Company: Howard Petrick, San Francisco, CA
Venue: Venue #3 - The Playhouse Studio
Petrick's subjective tale about breaking rank after being called up to serve in Vietnam is a satirical treat.
Petrick's subjective tale about breaking rank after being called up to serve in Vietnam is a satirical treat for those who enjoy the absurdest bite of Joseph Heller's Catch 22.
Proving the tongue is mightier than the sword, he uses smart-ass Yankee wit and the Socratic method to poke holes in his superiors' smug certainties about the "police action" in South East Asia which cost well over 50,000 American lives to say nothing of the devastation of Vietnam and its people.
His approach to a one man show, however, is more by-the-book. Petrick's menagerie of characters are serviceable and effective though they lean to cliche (barking officers, twangy drawls, and so on). Though judging from the stupidity recounted by Petrick, his take on the army brass may be more dead on than I dare to imagine. Breaking Rank is a page in a growing volume of material (including the excellent documentary Sir! No Sir!) which tells the story of the large anti war sentiment and protest within the ranks, which the military underplayed and covered up for years.

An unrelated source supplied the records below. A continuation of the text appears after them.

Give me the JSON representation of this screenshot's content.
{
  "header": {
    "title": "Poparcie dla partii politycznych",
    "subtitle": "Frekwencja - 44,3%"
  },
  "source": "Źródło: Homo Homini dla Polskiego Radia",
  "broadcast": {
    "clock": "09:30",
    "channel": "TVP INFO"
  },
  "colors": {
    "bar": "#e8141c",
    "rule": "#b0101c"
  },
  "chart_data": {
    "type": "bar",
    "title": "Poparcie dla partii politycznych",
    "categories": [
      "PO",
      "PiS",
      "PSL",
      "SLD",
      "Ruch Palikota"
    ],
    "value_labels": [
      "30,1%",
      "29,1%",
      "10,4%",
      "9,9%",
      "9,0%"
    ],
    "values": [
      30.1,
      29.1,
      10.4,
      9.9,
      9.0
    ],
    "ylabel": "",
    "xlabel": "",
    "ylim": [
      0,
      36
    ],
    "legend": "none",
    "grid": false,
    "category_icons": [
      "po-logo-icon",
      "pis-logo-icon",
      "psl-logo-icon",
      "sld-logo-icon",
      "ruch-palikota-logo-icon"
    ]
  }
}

Were the show fiction, or were Petrick's stand not so courageous (he briefly faced the threat of a death sentence for treason) I would say this is a three-star show. But in the theatre of theatre, I get to hand out the stars, not the army, so he gets an extra from me as a proud salute to his work to bend the universe more toward justice.
A post-show shout out to Pfc. Bradley Manning who now faces serious charges for his role as a whistleblower on possible war crimes in Iraq, reminds the audience Mr. Petrick's war is not yet over.